Car sur le fond, François Fillon n’est pas forcément en adéquation avec la ligne très à droite adoptée par Nicolas Sarkozy. "Idéologiquement, le Premier ministre est dans une droite humaniste, plutôt de dialogue et d’écoute. Alors que clairement, la stratégie de Nicolas Sarkozy est de flirter avec les thématiques du Front national", confirme Stéphane Rozès, qui pronostique : "François Fillon sera sans doute plus présent entre les deux tours, où il s’agira de convaincre  l’électorat centriste, très rétif à l’égard de la façon de faire et d’être de Sarkozy durant le quinquennat. C’est un moment où on le verra plus nettement, comme Jean-Louis Borloo et Jean-François Copé."

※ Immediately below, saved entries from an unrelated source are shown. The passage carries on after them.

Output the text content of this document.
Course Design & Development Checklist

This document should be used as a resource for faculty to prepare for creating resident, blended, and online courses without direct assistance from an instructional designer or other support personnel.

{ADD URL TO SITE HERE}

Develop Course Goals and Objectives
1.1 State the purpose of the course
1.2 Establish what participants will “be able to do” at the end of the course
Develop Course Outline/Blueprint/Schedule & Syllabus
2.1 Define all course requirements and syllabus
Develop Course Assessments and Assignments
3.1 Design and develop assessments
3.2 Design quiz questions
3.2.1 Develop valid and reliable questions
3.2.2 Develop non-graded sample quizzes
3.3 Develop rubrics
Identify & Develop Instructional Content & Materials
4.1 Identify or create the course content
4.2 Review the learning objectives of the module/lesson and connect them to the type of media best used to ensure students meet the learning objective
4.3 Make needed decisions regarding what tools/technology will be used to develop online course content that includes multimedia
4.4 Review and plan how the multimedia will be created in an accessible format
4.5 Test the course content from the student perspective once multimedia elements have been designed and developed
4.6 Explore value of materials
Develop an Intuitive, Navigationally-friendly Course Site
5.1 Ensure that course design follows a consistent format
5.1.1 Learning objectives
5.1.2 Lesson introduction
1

 Le temps de François Fillon n’est donc pas encore venu. "Accessoirement, il est quand même encore Premier ministre, il gouverne aussi", rappelle par ailleurs Philippe Goujon. "Par exemple, il a dû aller à Séoul lundi et mardi en visite officielle, à la demande de Nicolas Sarkozy", cite le maire du 15e arrondissement. "Sa situation institutionnelle appelle une certaine discrétion", conclut Stéphane Rozès.